Nessa perspectiva, um ambiente educativo criado com as crianças e para as crianças precisa de intencionalidade educativa de um adulto competente que seja autoridade. Autoridade não é ter todas as respostas e certezas,pelo contrário, é ser consciente da sua responsabilidade e do compromisso assumido. É ser flexível e estar aberto para incorporar os imprevistos, desvios, dúvidas e incertezas que todo viver proporciona. É compreender que as teorias são provisórias e que o não saber é sempre uma oportunidade de nos movermos em busca de soluções projetando possíveis caminhos a seguir (o que os italianos chamam de “Progettazione” )[1].

[1]
O termo progettazione não tem tradução na língua portuguesa. Segundo FOCCHI podemos entender o termo como processo de investigação e construção da experiência educativa, em que as hipóteses de significado e as condições de desenvolvimento dos contextos de aprendizagem são definidas, recursivamente, em uma perspectiva aberta, flexível e situada.

Para que possamos criar uma harmonia entre os propósitos das crianças e a intencionalidade educativa, criando sentido no fazer cotidiano, precisamos construir documentos que nos ajudem a planejar, refletir e compartilhar o cotidiano para que possamos compreender a complexidade das relações que se dão nas escolas de infância e a força expressa nas manifestações infantis.

Antes de tudo, precisamos aprender a olhar e a se perguntar sobre o nosso próprio fazer, por isso a necessidade de abrir espaços dia a dia para o “saber da experiência”. Porque a experiência não está no âmbito conceitual. Somente quando estivermos atravessados pelos sentidos do corpo, seremos capazes de romper com a lógica da atividade, do FAZER, para a lógica da experiência, do SER .

“As pedagogias participativas desenvolvem uma compreensão específica da imagem de criança como coconstrutora competente, que negocia por meio de processos comunicativos na sua participação na aprendizagem … a documentação não nos revela apenas a aprendizagem das crianças, ela revela a aprendizagem das crianças em um contexto, num contexto pedagógico específico, no âmbito de uma pedagogia específica, o que significa que revela também o ensino.”(OLIVEIRA FORMOSINHO e PASCAL,2019).

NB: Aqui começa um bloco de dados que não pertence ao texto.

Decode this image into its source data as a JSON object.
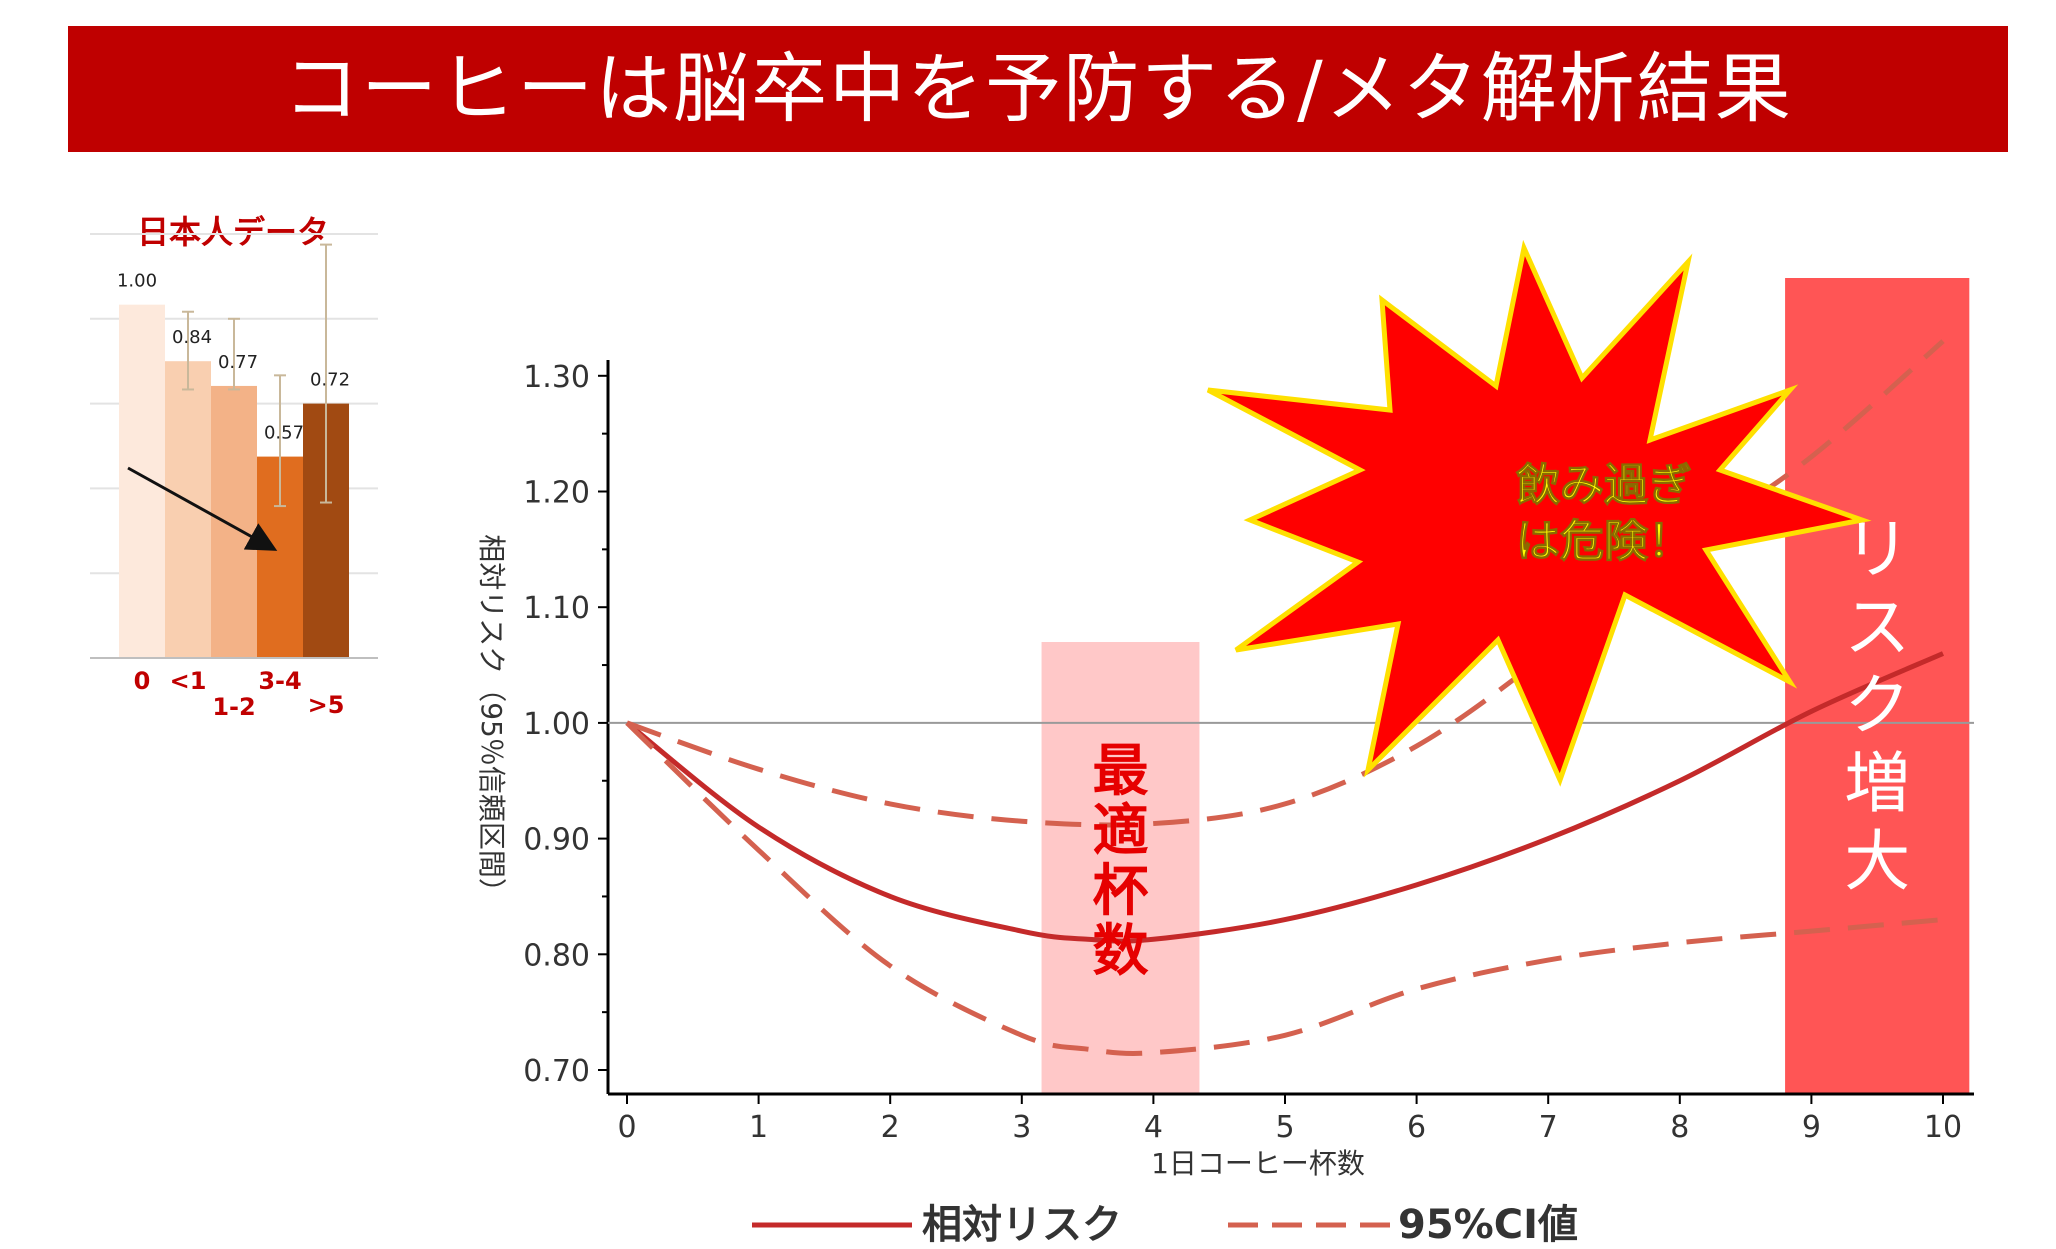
{
  "title": "コーヒーは脳卒中を予防する/メタ解析結果",
  "colors": {
    "banner": "#bf0000",
    "relative_risk_line": "#c42a2a",
    "ci_line": "#d4614f",
    "optimal_band": "#ffc8c8",
    "risk_band": "#ff5555",
    "burst_fill": "#ff0000",
    "burst_text": "#ffff00"
  },
  "chart_data": [
    {
      "type": "bar",
      "title": "日本人データ",
      "categories": [
        "0",
        "<1",
        "1-2",
        "3-4",
        ">5"
      ],
      "values": [
        1.0,
        0.84,
        0.77,
        0.57,
        0.72
      ],
      "value_labels": [
        "1.00",
        "0.84",
        "0.77",
        "0.57",
        "0.72"
      ],
      "error_bars": [
        [
          1.0,
          1.0
        ],
        [
          0.76,
          0.98
        ],
        [
          0.76,
          0.96
        ],
        [
          0.43,
          0.8
        ],
        [
          0.44,
          1.17
        ]
      ],
      "bar_colors": [
        "#fde9dc",
        "#f9cfb0",
        "#f3b287",
        "#e06d1f",
        "#a14a12"
      ],
      "ylim": [
        0,
        1.2
      ],
      "grid": true,
      "trend_arrow": {
        "from_category": "0",
        "to_category": "3-4"
      }
    },
    {
      "type": "line",
      "xlabel": "1日コーヒー杯数",
      "ylabel": "相対リスク（95％信頼区間）",
      "xlim": [
        0,
        10
      ],
      "ylim": [
        0.7,
        1.3
      ],
      "x_ticks": [
        "0",
        "1",
        "2",
        "3",
        "4",
        "5",
        "6",
        "7",
        "8",
        "9",
        "10"
      ],
      "y_ticks": [
        "0.70",
        "0.80",
        "0.90",
        "1.00",
        "1.10",
        "1.20",
        "1.30"
      ],
      "reference_line": 1.0,
      "series": [
        {
          "name": "相対リスク",
          "style": "solid",
          "x": [
            0,
            1,
            2,
            3,
            3.5,
            4,
            5,
            6,
            7,
            8,
            9,
            10
          ],
          "y": [
            1.0,
            0.91,
            0.85,
            0.82,
            0.813,
            0.813,
            0.83,
            0.86,
            0.9,
            0.95,
            1.01,
            1.06
          ]
        },
        {
          "name": "95%CI値",
          "style": "dashed",
          "x": [
            0,
            1,
            2,
            3,
            4,
            5,
            6,
            7,
            8,
            9,
            10
          ],
          "y": [
            1.0,
            0.96,
            0.93,
            0.915,
            0.913,
            0.93,
            0.98,
            1.06,
            1.15,
            1.23,
            1.33
          ]
        },
        {
          "style": "dashed",
          "x": [
            0,
            1,
            2,
            3,
            3.5,
            4,
            5,
            6,
            7,
            8,
            9,
            10
          ],
          "y": [
            1.0,
            0.89,
            0.79,
            0.73,
            0.718,
            0.715,
            0.73,
            0.77,
            0.795,
            0.81,
            0.82,
            0.83
          ]
        }
      ],
      "bands": [
        {
          "x_start": 3.15,
          "x_end": 4.35,
          "label": "最適杯数"
        },
        {
          "x_start": 8.8,
          "x_end": 10.2,
          "label": "リスク増大"
        }
      ],
      "callout": "飲み過ぎは危険！",
      "callout_lines": [
        "飲み過ぎ",
        "は危険！"
      ]
    }
  ]
}
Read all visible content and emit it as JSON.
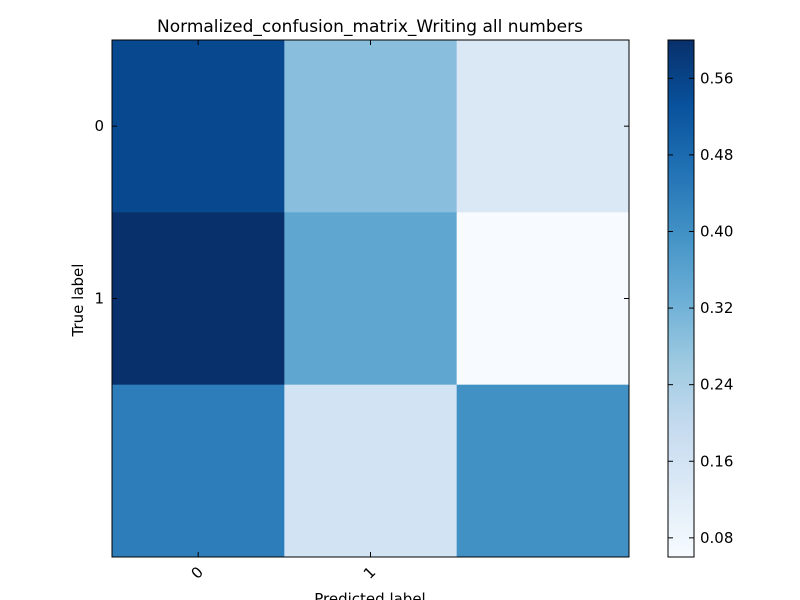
{
  "chart_data": {
    "type": "heatmap",
    "title": "Normalized_confusion_matrix_Writing all numbers",
    "xlabel": "Predicted label",
    "ylabel": "True label",
    "x_tick_labels": [
      "0",
      "1"
    ],
    "y_tick_labels": [
      "0",
      "1"
    ],
    "rows": 3,
    "cols": 3,
    "values": [
      [
        0.55,
        0.29,
        0.14
      ],
      [
        0.6,
        0.35,
        0.06
      ],
      [
        0.44,
        0.16,
        0.4
      ]
    ],
    "colormap": "Blues",
    "colorbar": {
      "vmin": 0.06,
      "vmax": 0.6,
      "ticks": [
        0.08,
        0.16,
        0.24,
        0.32,
        0.4,
        0.48,
        0.56
      ],
      "tick_labels": [
        "0.08",
        "0.16",
        "0.24",
        "0.32",
        "0.40",
        "0.48",
        "0.56"
      ]
    },
    "grid": false
  }
}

A documentação pedagógica abre diálogos com a comunidade não apenas sobre as infâncias e suas linguagens, mas sobre nossas concepções de educação, educador e sociedade e nos coloca a responsabilidade de, enquanto adultos, pensarmos e refletirmos que o cotidiano que promovemos às nossas crianças reflete o nosso desejo de sociedade.

Alguns pontos de vista podem mudar a maneira como percebemos as coisas, a vida, um lugar . A documentação pedagógica como instrumento de negociação de sentido, amplia nossas lentes culturais e nos TRANSborda. Inscreve e nos inscreve no curso da história, faz memória, deixa rastros e nos devolve os sentidos da vida. Isso talvez explique o porque a documentação pedagógica é considerada por tantos uma arma poderosa para romper com os discursos opressivos.